Artifactory exposes a rich REST API that lets you automate many different actions on artifacts including uploading binaries. Uploading a binary using cURL looks something like this:

curl -u admin:$artifactory_key -X PUT "http://localhost:8071/artifactory/simple/libs-qa/com/huettermann/all/1.0.0/all-1.0.0.war;status=in-qa" -T all-1.0.0.war

We pass along the credentials, and define the target repository and the local file to be uploaded. There are several different ways to configure the call. For example you could authenticate your user using access keys or access tokens. Now, we could search for all artifacts labeled with the property “status” and value “in-qa”. In the UI, it would look like this:

Search Property

As part of our scripted solution, we could now use Artifactory Query Language (AQL) to find artifacts with given properties.
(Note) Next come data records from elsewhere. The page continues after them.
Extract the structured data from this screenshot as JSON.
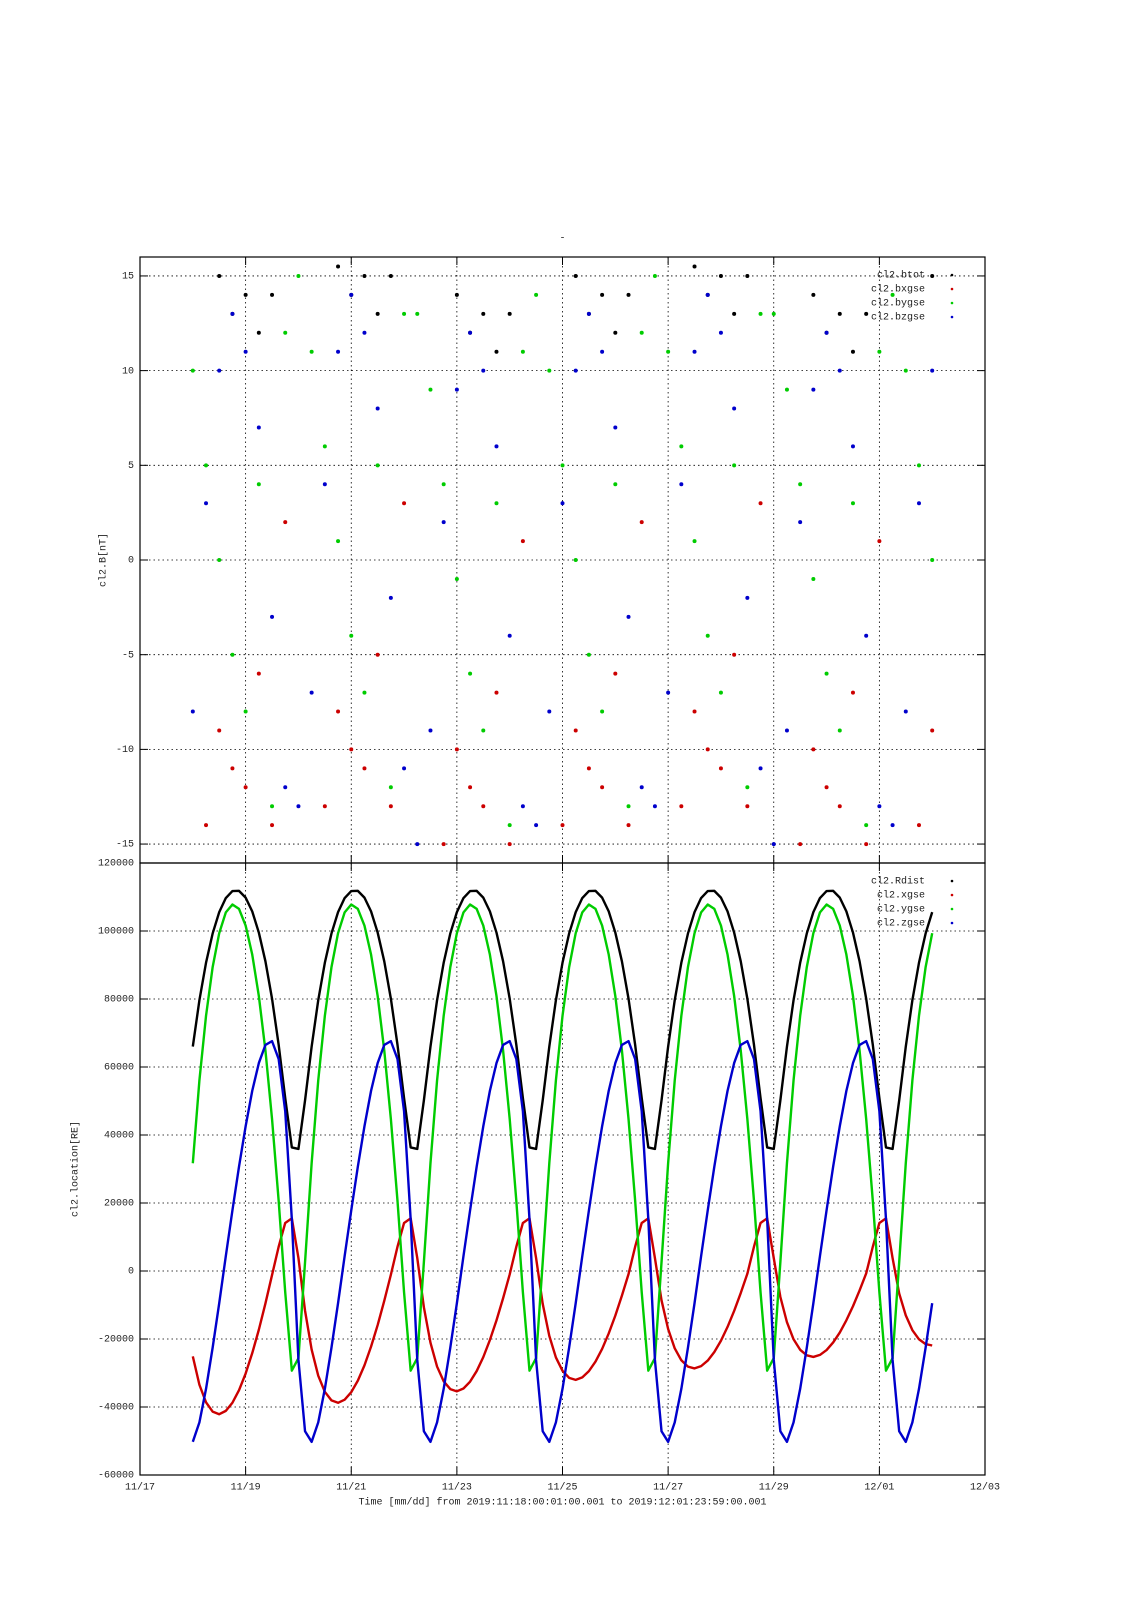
{
  "chart_data": [
    {
      "type": "scatter",
      "title": "-",
      "ylabel": "cl2.B[nT]",
      "x": [
        1,
        1.25,
        1.5,
        1.75,
        2,
        2.25,
        2.5,
        2.75,
        3,
        3.25,
        3.5,
        3.75,
        4,
        4.25,
        4.5,
        4.75,
        5,
        5.25,
        5.5,
        5.75,
        6,
        6.25,
        6.5,
        6.75,
        7,
        7.25,
        7.5,
        7.75,
        8,
        8.25,
        8.5,
        8.75,
        9,
        9.25,
        9.5,
        9.75,
        10,
        10.25,
        10.5,
        10.75,
        11,
        11.25,
        11.5,
        11.75,
        12,
        12.25,
        12.5,
        12.75,
        13,
        13.25,
        13.5,
        13.75,
        14,
        14.25,
        14.5,
        14.75,
        15
      ],
      "xlim": [
        0,
        16
      ],
      "ylim": [
        -16,
        16
      ],
      "yticks": [
        -15,
        -10,
        -5,
        0,
        5,
        10,
        15
      ],
      "grid": true,
      "legend": "upper right",
      "series": [
        {
          "name": "cl2.btot",
          "color": "#000000",
          "values": [
            null,
            null,
            15,
            13,
            14,
            12,
            14,
            null,
            null,
            null,
            null,
            15.5,
            14,
            15,
            13,
            15,
            null,
            null,
            null,
            null,
            14,
            12,
            13,
            11,
            13,
            null,
            null,
            null,
            null,
            15,
            13,
            14,
            12,
            14,
            null,
            null,
            null,
            null,
            15.5,
            14,
            15,
            13,
            15,
            null,
            null,
            null,
            null,
            14,
            12,
            13,
            11,
            13,
            null,
            null,
            null,
            null,
            15
          ]
        },
        {
          "name": "cl2.bxgse",
          "color": "#cc0000",
          "values": [
            null,
            -14,
            -9,
            -11,
            -12,
            -6,
            -14,
            2,
            null,
            null,
            -13,
            -8,
            -10,
            -11,
            -5,
            -13,
            3,
            null,
            null,
            -15,
            -10,
            -12,
            -13,
            -7,
            -15,
            1,
            null,
            null,
            -14,
            -9,
            -11,
            -12,
            -6,
            -14,
            2,
            null,
            null,
            -13,
            -8,
            -10,
            -11,
            -5,
            -13,
            3,
            null,
            null,
            -15,
            -10,
            -12,
            -13,
            -7,
            -15,
            1,
            null,
            null,
            -14,
            -9
          ]
        },
        {
          "name": "cl2.bygse",
          "color": "#00cc00",
          "values": [
            10,
            5,
            0,
            -5,
            -8,
            4,
            -13,
            12,
            15,
            11,
            6,
            1,
            -4,
            -7,
            5,
            -12,
            13,
            13,
            9,
            4,
            -1,
            -6,
            -9,
            3,
            -14,
            11,
            14,
            10,
            5,
            0,
            -5,
            -8,
            4,
            -13,
            12,
            15,
            11,
            6,
            1,
            -4,
            -7,
            5,
            -12,
            13,
            13,
            9,
            4,
            -1,
            -6,
            -9,
            3,
            -14,
            11,
            14,
            10,
            5,
            0
          ]
        },
        {
          "name": "cl2.bzgse",
          "color": "#0000cc",
          "values": [
            -8,
            3,
            10,
            13,
            11,
            7,
            -3,
            -12,
            -13,
            -7,
            4,
            11,
            14,
            12,
            8,
            -2,
            -11,
            -15,
            -9,
            2,
            9,
            12,
            10,
            6,
            -4,
            -13,
            -14,
            -8,
            3,
            10,
            13,
            11,
            7,
            -3,
            -12,
            -13,
            -7,
            4,
            11,
            14,
            12,
            8,
            -2,
            -11,
            -15,
            -9,
            2,
            9,
            12,
            10,
            6,
            -4,
            -13,
            -14,
            -8,
            3,
            10
          ]
        }
      ]
    },
    {
      "type": "line",
      "ylabel": "cl2.location[RE]",
      "xlabel": "Time [mm/dd]  from 2019:11:18:00:01:00.001  to  2019:12:01:23:59:00.001",
      "x": [
        1,
        1.125,
        1.25,
        1.375,
        1.5,
        1.625,
        1.75,
        1.875,
        2,
        2.125,
        2.25,
        2.375,
        2.5,
        2.625,
        2.75,
        2.875,
        3,
        3.125,
        3.25,
        3.375,
        3.5,
        3.625,
        3.75,
        3.875,
        4,
        4.125,
        4.25,
        4.375,
        4.5,
        4.625,
        4.75,
        4.875,
        5,
        5.125,
        5.25,
        5.375,
        5.5,
        5.625,
        5.75,
        5.875,
        6,
        6.125,
        6.25,
        6.375,
        6.5,
        6.625,
        6.75,
        6.875,
        7,
        7.125,
        7.25,
        7.375,
        7.5,
        7.625,
        7.75,
        7.875,
        8,
        8.125,
        8.25,
        8.375,
        8.5,
        8.625,
        8.75,
        8.875,
        9,
        9.125,
        9.25,
        9.375,
        9.5,
        9.625,
        9.75,
        9.875,
        10,
        10.125,
        10.25,
        10.375,
        10.5,
        10.625,
        10.75,
        10.875,
        11,
        11.125,
        11.25,
        11.375,
        11.5,
        11.625,
        11.75,
        11.875,
        12,
        12.125,
        12.25,
        12.375,
        12.5,
        12.625,
        12.75,
        12.875,
        13,
        13.125,
        13.25,
        13.375,
        13.5,
        13.625,
        13.75,
        13.875,
        14,
        14.125,
        14.25,
        14.375,
        14.5,
        14.625,
        14.75,
        14.875,
        15
      ],
      "xlim": [
        0,
        16
      ],
      "xticks": [
        {
          "value": 0,
          "label": "11/17"
        },
        {
          "value": 2,
          "label": "11/19"
        },
        {
          "value": 4,
          "label": "11/21"
        },
        {
          "value": 6,
          "label": "11/23"
        },
        {
          "value": 8,
          "label": "11/25"
        },
        {
          "value": 10,
          "label": "11/27"
        },
        {
          "value": 12,
          "label": "11/29"
        },
        {
          "value": 14,
          "label": "12/01"
        },
        {
          "value": 16,
          "label": "12/03"
        }
      ],
      "ylim": [
        -60000,
        120000
      ],
      "yticks": [
        -60000,
        -40000,
        -20000,
        0,
        20000,
        40000,
        60000,
        80000,
        100000,
        120000
      ],
      "grid": true,
      "legend": "upper right",
      "series": [
        {
          "name": "cl2.Rdist",
          "color": "#000000",
          "values": [
            66000,
            79640,
            90650,
            99240,
            105550,
            109690,
            111760,
            111810,
            109820,
            105770,
            99540,
            91080,
            80110,
            66600,
            50840,
            36350,
            35900,
            50160,
            66000,
            79640,
            90650,
            99240,
            105550,
            109690,
            111760,
            111810,
            109820,
            105770,
            99540,
            91080,
            80110,
            66600,
            50840,
            36350,
            35900,
            50160,
            66000,
            79640,
            90650,
            99240,
            105550,
            109690,
            111760,
            111810,
            109820,
            105770,
            99540,
            91080,
            80110,
            66600,
            50840,
            36350,
            35900,
            50160,
            66000,
            79640,
            90650,
            99240,
            105550,
            109690,
            111760,
            111810,
            109820,
            105770,
            99540,
            91080,
            80110,
            66600,
            50840,
            36350,
            35900,
            50160,
            66000,
            79640,
            90650,
            99240,
            105550,
            109690,
            111760,
            111810,
            109820,
            105770,
            99540,
            91080,
            80110,
            66600,
            50840,
            36350,
            35900,
            50160,
            66000,
            79640,
            90650,
            99240,
            105550,
            109690,
            111760,
            111810,
            109820,
            105770,
            99540,
            91080,
            80110,
            66600,
            50840,
            36350,
            35900,
            50160,
            66000,
            79640,
            90650,
            99240,
            105550
          ]
        },
        {
          "name": "cl2.xgse",
          "color": "#cc0000",
          "values": [
            -25110,
            -33460,
            -38620,
            -41350,
            -42130,
            -41140,
            -38750,
            -35040,
            -30160,
            -24170,
            -17280,
            -9530,
            -1200,
            7100,
            14130,
            15500,
            3810,
            -11670,
            -23100,
            -30780,
            -35530,
            -38040,
            -38760,
            -37850,
            -35650,
            -32240,
            -27750,
            -22240,
            -15900,
            -8770,
            -1100,
            7100,
            14130,
            15500,
            3810,
            -10650,
            -21090,
            -28110,
            -32440,
            -34730,
            -35390,
            -34560,
            -32550,
            -29430,
            -25330,
            -20300,
            -14520,
            -8010,
            -1010,
            7100,
            14130,
            15500,
            3810,
            -9640,
            -19080,
            -25430,
            -29350,
            -31430,
            -32020,
            -31270,
            -29450,
            -26630,
            -22920,
            -18370,
            -13130,
            -7240,
            -910,
            7100,
            14130,
            15500,
            3810,
            -8620,
            -17070,
            -22750,
            -26260,
            -28120,
            -28650,
            -27980,
            -26350,
            -23830,
            -20510,
            -16440,
            -11750,
            -6480,
            -820,
            7100,
            14130,
            15500,
            3810,
            -7610,
            -15070,
            -20080,
            -23170,
            -24810,
            -25280,
            -24680,
            -23250,
            -21020,
            -18100,
            -14500,
            -10370,
            -5720,
            -720,
            7100,
            14130,
            15500,
            3810,
            -6590,
            -13060,
            -17400,
            -20080,
            -21500,
            -21910
          ]
        },
        {
          "name": "cl2.ygse",
          "color": "#00cc00",
          "values": [
            31700,
            56070,
            75030,
            89330,
            99360,
            105470,
            107790,
            106490,
            101600,
            93080,
            80900,
            64870,
            44740,
            20770,
            -6270,
            -29300,
            -25660,
            2570,
            31700,
            56070,
            75030,
            89330,
            99360,
            105470,
            107790,
            106490,
            101600,
            93080,
            80900,
            64870,
            44740,
            20770,
            -6270,
            -29300,
            -25660,
            2570,
            31700,
            56070,
            75030,
            89330,
            99360,
            105470,
            107790,
            106490,
            101600,
            93080,
            80900,
            64870,
            44740,
            20770,
            -6270,
            -29300,
            -25660,
            2570,
            31700,
            56070,
            75030,
            89330,
            99360,
            105470,
            107790,
            106490,
            101600,
            93080,
            80900,
            64870,
            44740,
            20770,
            -6270,
            -29300,
            -25660,
            2570,
            31700,
            56070,
            75030,
            89330,
            99360,
            105470,
            107790,
            106490,
            101600,
            93080,
            80900,
            64870,
            44740,
            20770,
            -6270,
            -29300,
            -25660,
            2570,
            31700,
            56070,
            75030,
            89330,
            99360,
            105470,
            107790,
            106490,
            101600,
            93080,
            80900,
            64870,
            44740,
            20770,
            -6270,
            -29300,
            -25660,
            2570,
            31700,
            56070,
            75030,
            89330,
            99360
          ]
        },
        {
          "name": "cl2.zgse",
          "color": "#0000cc",
          "values": [
            -50240,
            -44520,
            -34670,
            -22610,
            -9470,
            4410,
            17830,
            30720,
            42550,
            52980,
            61150,
            66490,
            67610,
            62380,
            46990,
            15220,
            -26130,
            -47140,
            -50240,
            -44520,
            -34670,
            -22610,
            -9470,
            4410,
            17830,
            30720,
            42550,
            52980,
            61150,
            66490,
            67610,
            62380,
            46990,
            15220,
            -26130,
            -47140,
            -50240,
            -44520,
            -34670,
            -22610,
            -9470,
            4410,
            17830,
            30720,
            42550,
            52980,
            61150,
            66490,
            67610,
            62380,
            46990,
            15220,
            -26130,
            -47140,
            -50240,
            -44520,
            -34670,
            -22610,
            -9470,
            4410,
            17830,
            30720,
            42550,
            52980,
            61150,
            66490,
            67610,
            62380,
            46990,
            15220,
            -26130,
            -47140,
            -50240,
            -44520,
            -34670,
            -22610,
            -9470,
            4410,
            17830,
            30720,
            42550,
            52980,
            61150,
            66490,
            67610,
            62380,
            46990,
            15220,
            -26130,
            -47140,
            -50240,
            -44520,
            -34670,
            -22610,
            -9470,
            4410,
            17830,
            30720,
            42550,
            52980,
            61150,
            66490,
            67610,
            62380,
            46990,
            15220,
            -26130,
            -47140,
            -50240,
            -44520,
            -34670,
            -22610,
            -9470
          ]
        }
      ]
    }
  ]
}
venus:scrapbook michaelh$ curl  -H "X-JFrog-Art-Api:$artifactory_key" -X POST http://localhost:8071/artifactory/api/search/aql -T search.aql
{
"results" : [ {
  "repo" : "libs-release-local",
  "path" : "com/huettermann/all/1.0.0",
  "name" : "all-1.0.0.war"
},{
  "repo" : "libs-qa",
  "path" : "com/huettermann/all/1.0.0",
  "name" : "all-1.0.0.war"
} ],
 "range" : {
  "start_pos" : 0,
  "end_pos" : 2,
  "total" : 2
 }
}

where the search.aql script looks like this:

items.find(
{
"name": {
"$match":"all*.war"
},
"@status":{"$eq":"in-qa"},
"created_by": "deploy"
}).include("name","repo","path").sort({"$asc":["name"]})

Finally, the last option I want to cover, is JFrog CLI.

Using JFrog CLI

The JFrog Command Line Interface is a small helper executable that wraps the REST API. It can be easily downloaded and is very intuitive to use. Once again, let’s consider the simple example of uploading a binary called “hello.txt” to a generic repository (i.e., a repository of type “Generic”) called “generic-local” in Artifactory. Here’s how simple it is:

jfrog rt u --url=http://localhost:8071/artifactory --apikey=$artifactory_key hello.war generic-local

Another common use case is to promote artifacts to another repository in Artifactory after they have passed certain quality gates This next example shows how to trigger promotion based on build information of a former build. Note that this example copies (not moves) the artifact to a staging repository without copying its dependencies:

jfrog rt bpr --include-dependencies=false --apikey=$artifactory_key --url=http://localhost:8071/artifactory --copy=true $JOB_NAME $BUILD_NUMBER libs-qa  

Here too there is much more you can do with the artifacts you specify such as including Java deployment units, adding meta information to and much more. Read about all the possibilities in the JFrog CLI User Guide.

So you needn’t let the drawbacks of Maven deploy get you down. This post has shown different ways to use JFrog Artifactory and its ecosystem to overcome them. The examples I have brought are very specific, but demonstrate a point. It’s up to you to explore Artifactory, its REST API and JFrog CLI to see how to solve your own issues with Maven deploy.